AFP: If a company operates an in-house bank domiciled in Hong Kong, what areas do corporates need to consider (e.g. separate legal entity requirement, currency restriction and withholding tax on interest) in terms of doing notional pooling, cash pooling, intercompany netting, across various Asian countries—primarily APAC?

Enoch Fung: Hong Kong provides a regulatory environment conducive to corporate treasury activities. Corporate treasury activities listed in the question are considered ordinary commercial activities in Hong Kong. There is no specific legal entity requirement to set up a CTC unless a corporate is considering specifically applying for the 50 percent profits tax concession for qualifying CTCs. Hong Kong is also one of the few jurisdictions in Asia which do not impose any control on capital flows or foreign exchange transactions. There is no restriction for corporates in Hong Kong to make cross-border fund movements.

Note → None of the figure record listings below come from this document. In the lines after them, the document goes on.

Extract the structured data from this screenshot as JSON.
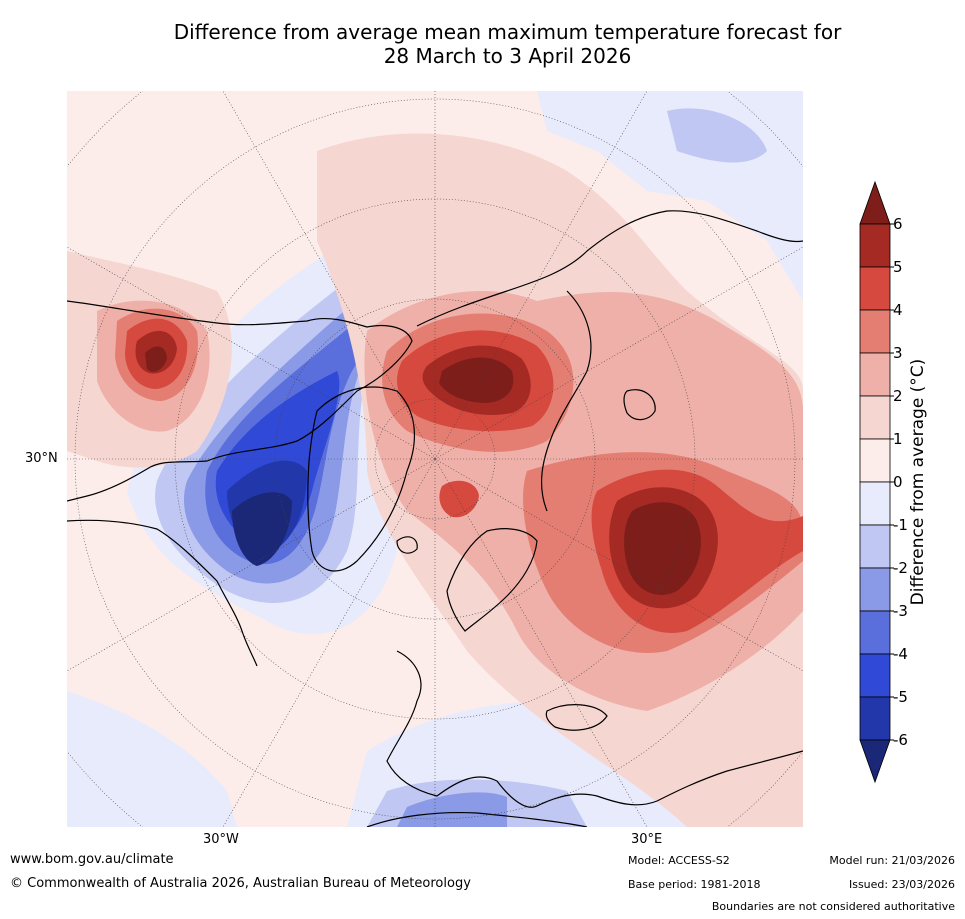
{
  "title_line1": "Difference from average mean maximum temperature forecast for",
  "title_line2": "28 March to 3 April 2026",
  "map": {
    "projection": "north-polar-stereographic",
    "graticule": {
      "lat_label": "30°N",
      "lon_labels": [
        "30°W",
        "30°E"
      ]
    }
  },
  "colorbar": {
    "label": "Difference from average (°C)",
    "ticks": [
      "6",
      "5",
      "4",
      "3",
      "2",
      "1",
      "0",
      "-1",
      "-2",
      "-3",
      "-4",
      "-5",
      "-6"
    ],
    "bins": [
      {
        "range": ">6",
        "color": "#7d1e1a"
      },
      {
        "range": "5 to 6",
        "color": "#a52a24"
      },
      {
        "range": "4 to 5",
        "color": "#d6493e"
      },
      {
        "range": "3 to 4",
        "color": "#e47e73"
      },
      {
        "range": "2 to 3",
        "color": "#eeb0a8"
      },
      {
        "range": "1 to 2",
        "color": "#f6d6d1"
      },
      {
        "range": "0 to 1",
        "color": "#fcedea"
      },
      {
        "range": "-1 to 0",
        "color": "#e8ebfb"
      },
      {
        "range": "-2 to -1",
        "color": "#bfc7f2"
      },
      {
        "range": "-3 to -2",
        "color": "#8a9ae6"
      },
      {
        "range": "-4 to -3",
        "color": "#5a6fdb"
      },
      {
        "range": "-5 to -4",
        "color": "#3049d6"
      },
      {
        "range": "-6 to -5",
        "color": "#2237a9"
      },
      {
        "range": "<-6",
        "color": "#1b2878"
      }
    ]
  },
  "footer": {
    "website": "www.bom.gov.au/climate",
    "copyright": "© Commonwealth of Australia 2026, Australian Bureau of Meteorology",
    "model": "Model: ACCESS-S2",
    "base_period": "Base period: 1981-2018",
    "model_run": "Model run: 21/03/2026",
    "issued": "Issued: 23/03/2026",
    "disclaimer": "Boundaries are not considered authoritative"
  }
}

As mentioned before, Hong Kong does not impose withholding tax on interests and dividends, which is an important advantage when it comes to cross-border cash pooling. Regarding the withholding tax charged by other jurisdictions, Hong Kong has so far signed Comprehensive Double Taxation Agreements (CDTAs) with 40 jurisdictions, with an aim to expanding the network to over 50 jurisdictions in the coming years. These CDTAs can help corporates further alleviate their withholding tax costs. Many of these CDTAs also provide highly competitive withholding tax rates when compared to some other jurisdictions in the region.

AFP: How can corporates leverage Hong Kong’s financing markets? How does the Hong Kong government attract corporates issuing bonds in Hong Kong?

Enoch Fung: Hong Kong has long been an ideal financing hub in Asia, leveraging our well-developed financial platform, good mix of investors and issuers coming from local and international markets, as well as availability of professional service providers. Hong Kong’s stock market ranked No. 1 globally in IPO fundraising in five out of last 10 years. Hong Kong is also a major banking hub in Asia, with total banking assets amounting to around US$3 trillion in 2017. G3 and local currency bond issuance in Hong Kong totalled US$467 billion, ranking third among countries/economies in Asia ex. Japan, just behind Mainland China and Korea.

To promote bond market development in Hong Kong, the government and the HKMA have been introducing various initiatives with a view to further developing the infrastructure and attracting issuers and investors to participate in the Hong Kong bond market. In terms of measures to attract new issuers, we have earlier rolled out the Pilot Bond Grant Scheme, which offers grant to first time issuer to cover half of their issuance expenses for conducting bond issuance in Hong Kong. To promote bond investment, we are also enhancing the Qualifying Debt Instrument Scheme, to expand the scope of bonds eligible for profits tax exemption in relation to interest and trading incomes. We encourage corporates, including those with presence or operations in Hong Kong, to make good use of Hong Kong's bond financing platform to raise funding for their business development.

AFP: It’s interesting that “green finance” is one of the focuses of the HKMA in market development. How can corporates benefit from this?

Enoch Fung: Hong Kong has a growing green bond market. In the first six months in 2018, at least 15 green bonds were issued in Hong Kong, with an aggregate size of nearly USD 8 billion, by notable issuers from multilateral development banks and private sectors from Hong Kong, Mainland China and abroad. The Hong Kong Government will launch a green bond issuance programme with a borrowing ceiling of $100 billion to create demonstrative effect to encourage more issuers to arrange financing for their green projects through Hong Kong capital markets.

Green bond offers an alternative financing channel for corporates. In particular, green bond issuers can benefit from the Green Bond Grant Scheme (GBGS), a subsidy from the government for obtaining certification under the Green Finance Certification Scheme (GFCS) established by the Hong Kong Quality Assurance Agency. Besides, the Pilot Bond Grant Scheme, which subsidises first-time bond issuance in Hong Kong, also covers green bonds. These supportive measures will reduce corporates’ costs in issuing green bonds in Hong Kong, thus implying lower financing costs for corporates.